In the case of the family meeting, these last two steps did not occur. If the patient was presented with the headline prior to the meeting, the family was not and were not prepared for the discussion. The family was also not asked at any point if they were ready to proceed with further discussion. At each step along the way of the initial conversation, the family could have been asked whether they were okay with going on to the next topic needing to be discussed. In other words, the information did not need to be presented in one setting.
Action Plan
In the future, I plan to be more prepared for a family meeting as well as prepare the patient and family for a family meeting. I believe some of what occurred in the second encounter was the result of how the prior encounter was perceived. In addition to utilizing the GUIDE tool during a family meeting, I hope to better prepare the patient and her family about the topics that might be discussed. This would occur in a separate visit by the practitioner offering a theoretical outline of what will be discussed in the meeting. This way the patient and family can decide what they need to prepare for the meeting in advance. Is it additional family members? A spiritual guide?

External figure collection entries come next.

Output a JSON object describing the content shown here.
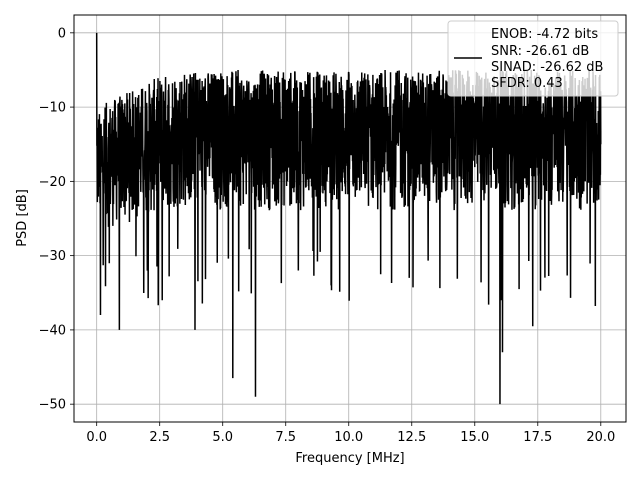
{
  "chart_data": {
    "type": "line",
    "title": "",
    "xlabel": "Frequency [MHz]",
    "ylabel": "PSD [dB]",
    "xlim": [
      -0.9,
      21.0
    ],
    "ylim": [
      -52.4,
      2.4
    ],
    "xticks": [
      0.0,
      2.5,
      5.0,
      7.5,
      10.0,
      12.5,
      15.0,
      17.5,
      20.0
    ],
    "xtick_labels": [
      "0.0",
      "2.5",
      "5.0",
      "7.5",
      "10.0",
      "12.5",
      "15.0",
      "17.5",
      "20.0"
    ],
    "yticks": [
      0,
      -10,
      -20,
      -30,
      -40,
      -50
    ],
    "ytick_labels": [
      "0",
      "−10",
      "−20",
      "−30",
      "−40",
      "−50"
    ],
    "grid": true,
    "legend_placement": "upper-right",
    "series": [
      {
        "color": "#000000",
        "legend_lines": [
          "ENOB: -4.72 bits",
          "SNR: -26.61 dB",
          "SINAD: -26.62 dB",
          "SFDR: 0.43"
        ],
        "x_range": [
          0.0,
          20.0
        ],
        "noise_floor_estimate": {
          "upper_envelope_db": -5,
          "lower_envelope_db": -25
        },
        "key_points": [
          {
            "x": 0.0,
            "y": 0.0
          },
          {
            "x": 0.08,
            "y": -12
          },
          {
            "x": 0.15,
            "y": -38
          },
          {
            "x": 0.9,
            "y": -40
          },
          {
            "x": 2.6,
            "y": -36
          },
          {
            "x": 3.9,
            "y": -40
          },
          {
            "x": 5.4,
            "y": -46.5
          },
          {
            "x": 6.3,
            "y": -49
          },
          {
            "x": 8.0,
            "y": -32
          },
          {
            "x": 9.3,
            "y": -34
          },
          {
            "x": 12.4,
            "y": -33
          },
          {
            "x": 16.0,
            "y": -50
          },
          {
            "x": 16.1,
            "y": -43
          },
          {
            "x": 17.3,
            "y": -39.5
          },
          {
            "x": 20.0,
            "y": -15
          }
        ]
      }
    ]
  }
}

Additionally, the goal of these meetings is to share bad news, to obtain a better understanding of the patient’s goals and wishes relating to that information and develop a plan for next steps. However, it is not necessary that this all be accomplished in one sitting. In the future, I hope to better assess the needs of the patient and the family during these conversations and advocate for a pace that is more comfortable for them. In doing so, I believe that the outcome of the next encounter can be different because the patient and family were more prepared for the information and the information was delivered at a pace they could manage. Emotional intelligence plays a role in managing relationships with patients and their families as well as having self-awareness and social awareness (Chism, 2021). In the future, I hope this reflection allows me to learn from this experience and perform differently (Monash University, 2017) as it is likely to be a scenario encountered in the future.
References
Chism, L. A. (2021). The doctor of nursing practice: A guidebook for role development and professional issues. Jones & Bartlett Learning.